It took me all of half a day to fall in love with Barcelona. And half of that was spent with my jaw open, in and around Gaudi’s Sagrada Familia cathedral. You’ve probably seen images of this unfinished masterpiece. So have I.

Those photos don’t convey in the slightest what it feels like to be inside the building. I was spellbound by how Gaudi was able to take the basics of gothic architecture and create a space of such tremendous warmth and light. The man was a genius and we spent our several days in Barcelona enthusing about the houses, buildings and parks that were designed by him.

Barcelona also is famed for its version of Les Halles, called Boqueria. I don’t know what it is about markets, but I never tire of wandering around them. And if fruits are just too healthy for you, stick your hand in some of the candy bins which do a good job of mimicking the bright colors of real life.


Boqueria is the place to go if you want truly young animal parts for your meal: suckling pigs that were barely a foot and a half long, infant lambs. And there was the usual complement of body parts that aren’t usually mentioned in polite U.S. society, but that are the grist of many a succulent meal in Europe.





Even though it was only ten in the morning, we had to stop at one of the lunch counters and eat immediately, garlic be damned. Miniscule squids for Bernard, mammoth prawns for me. We’ve done this a couple of times in Nimes as well, where I get to indulge in rabbit hearts and duck giblets, while Bernard eats a more traditional white sausage with some excellent potatoes.

I have been out and about with my camera, collecting the images you would expect when living in an old French town: church steeples, cobbled lanes, quaint balconies, Christmas decorations.

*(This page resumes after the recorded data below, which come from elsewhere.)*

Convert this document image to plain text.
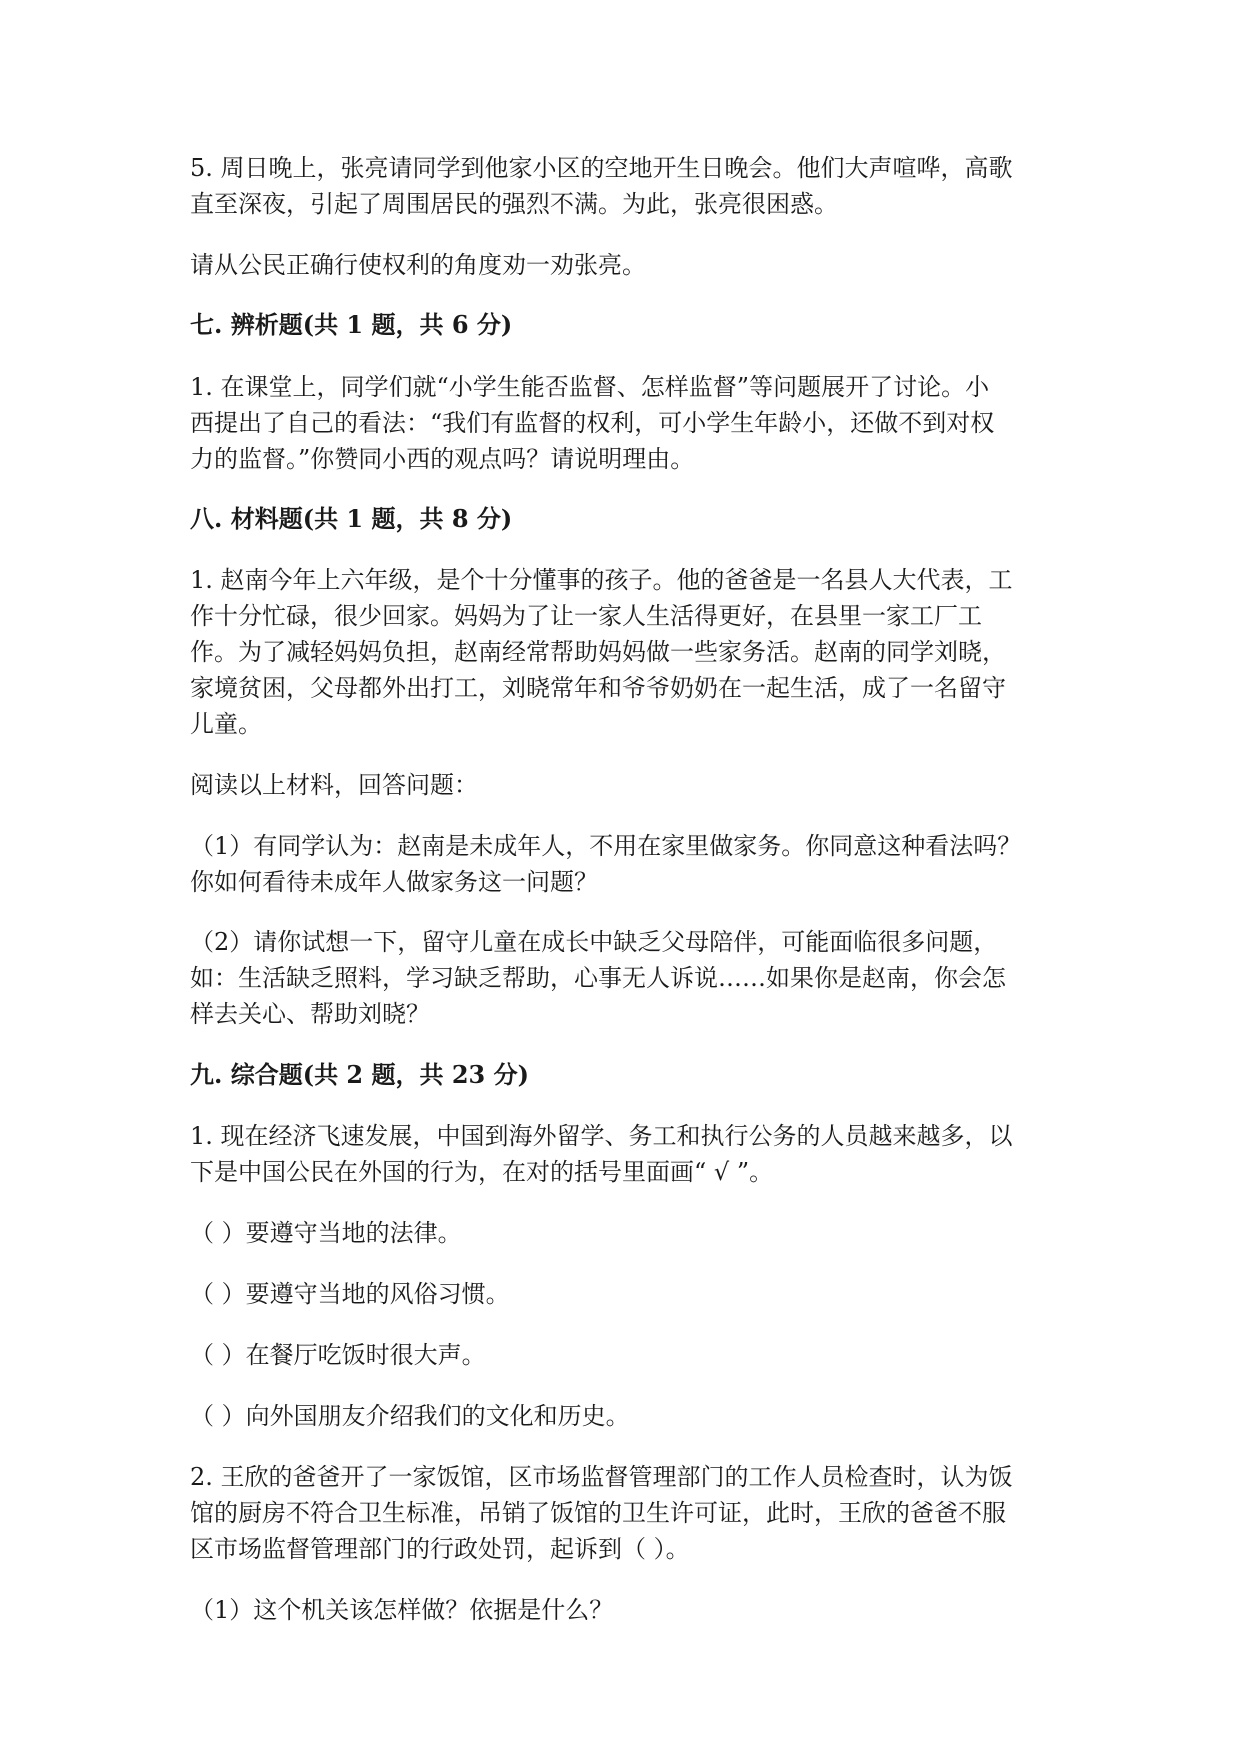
5. 周日晚上，张亮请同学到他家小区的空地开生日晚会。他们大声喧哗，高歌

直至深夜，引起了周围居民的强烈不满。为此，张亮很困惑。

请从公民正确行使权利的角度劝一劝张亮。

七. 辨析题(共 1 题，共 6 分)

1. 在课堂上，同学们就“小学生能否监督、怎样监督”等问题展开了讨论。小

西提出了自己的看法：“我们有监督的权利，可小学生年龄小，还做不到对权

力的监督。”你赞同小西的观点吗？请说明理由。

八. 材料题(共 1 题，共 8 分)

1. 赵南今年上六年级，是个十分懂事的孩子。他的爸爸是一名县人大代表，工

作十分忙碌，很少回家。妈妈为了让一家人生活得更好，在县里一家工厂工

作。为了减轻妈妈负担，赵南经常帮助妈妈做一些家务活。赵南的同学刘晓，

家境贫困，父母都外出打工，刘晓常年和爷爷奶奶在一起生活，成了一名留守

儿童。

阅读以上材料，回答问题：

（1）有同学认为：赵南是未成年人，不用在家里做家务。你同意这种看法吗？

你如何看待未成年人做家务这一问题？

（2）请你试想一下，留守儿童在成长中缺乏父母陪伴，可能面临很多问题，

如：生活缺乏照料，学习缺乏帮助，心事无人诉说……如果你是赵南，你会怎

样去关心、帮助刘晓？

九. 综合题(共 2 题，共 23 分)

1. 现在经济飞速发展，中国到海外留学、务工和执行公务的人员越来越多，以

下是中国公民在外国的行为，在对的括号里面画“ √ ”。

（ ）要遵守当地的法律。

（ ）要遵守当地的风俗习惯。

（ ）在餐厅吃饭时很大声。

（ ）向外国朋友介绍我们的文化和历史。

2. 王欣的爸爸开了一家饭馆，区市场监督管理部门的工作人员检查时，认为饭

馆的厨房不符合卫生标准，吊销了饭馆的卫生许可证，此时，王欣的爸爸不服

区市场监督管理部门的行政处罚，起诉到（ ）。

（1）这个机关该怎样做？依据是什么？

Still, when one walks narrow stone-paved streets every day it all starts to seem so, well, ordinary. Instead of more cobblestones, Roman arches and stately trees with leaves in the middle of winter, I thought you’d like to see something the French do really well: cute dogs. My subjects were beside themselves with delight to be in such demand. The young ones couldn’t hold still, the old ones just wanted to get back to bed, while their owners cordially regaled me with the particulars about their pet. In order of appearance, I give you: Hungry 6 mos: crepe stand dog; Viva 8 yrs; Pelouche, 2 yrs; Baccio 3 yrs: tea room dog; Canelle 13 yrs; Monsieur Fenetre: doing his job.








Every evening the shops in the pedestrian old town of Nimes and Barcelona pull grills and metal shades over their front windows for the night, irresistible canvases for street art. Seeing them throughout the town, one after another, I was struck by how much brashness and color they added to the cold beige stones of buildings and alleys. I think when you see them all together, you’ll get some of the same impression I did.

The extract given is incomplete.